Abstract

ABSTRACT Advanced glycation end products (AGEs) have received a great concern for their complexity, heterogeneity, and potential human risks. Dietary AGEs are considered as significant contributors to the body’s AGE pool for increasing consumption of processed foods. AGEs are complex compounds derived from glycation or Maillard reaction between reducing sugars and amino acids during food processing. Precursors in raw materials and processing conditions play a crucial role in the formation of AGEs, which can be adjusted to restrict their generation. The addition of exogenous antioxidants is also a potential approach to decrease AGEs. To date, mounting evidence have shown that the accumulation of AGEs in most tissues can cause occurrences of various chronic diseases, such as diabetes, cardiovascular disease and chronic renal failure. Fortunately, some natural compounds including flavonoids, phenolic acid and plant extracts were proved to be good candidates for AGEs toxicity inhibitors.

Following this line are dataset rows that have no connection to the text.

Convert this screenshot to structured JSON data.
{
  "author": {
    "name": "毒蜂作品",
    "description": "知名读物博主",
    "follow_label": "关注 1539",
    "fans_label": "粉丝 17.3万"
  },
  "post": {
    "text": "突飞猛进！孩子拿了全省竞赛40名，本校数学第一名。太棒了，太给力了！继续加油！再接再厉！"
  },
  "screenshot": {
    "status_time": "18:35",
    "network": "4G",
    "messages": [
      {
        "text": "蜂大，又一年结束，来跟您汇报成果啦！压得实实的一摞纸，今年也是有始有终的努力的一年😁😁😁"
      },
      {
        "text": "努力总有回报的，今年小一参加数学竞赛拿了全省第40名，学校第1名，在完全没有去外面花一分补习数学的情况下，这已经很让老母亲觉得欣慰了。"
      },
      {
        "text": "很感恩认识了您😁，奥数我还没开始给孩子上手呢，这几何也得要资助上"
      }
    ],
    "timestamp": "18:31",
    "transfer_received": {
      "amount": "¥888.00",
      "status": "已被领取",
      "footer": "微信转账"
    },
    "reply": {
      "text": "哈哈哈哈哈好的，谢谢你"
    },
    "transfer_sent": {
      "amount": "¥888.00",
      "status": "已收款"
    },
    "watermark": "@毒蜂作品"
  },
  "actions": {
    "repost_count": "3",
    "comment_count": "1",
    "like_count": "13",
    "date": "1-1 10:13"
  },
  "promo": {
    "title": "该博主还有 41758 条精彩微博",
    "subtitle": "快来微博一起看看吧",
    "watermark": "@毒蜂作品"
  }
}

In this review, the contaminant exposure, formation mechanism and toxicity of AGEs in thermal-processed foods are systematically discussed. Furthermore, inhibitory measures from precursors, processing conditions and exogenous additives are proposed to minimize their production. In addition, the intervention of AGEs-induced damages by natural compounds was summarized, consequently providing strategies for controlling AGEs and safeguarding food safety.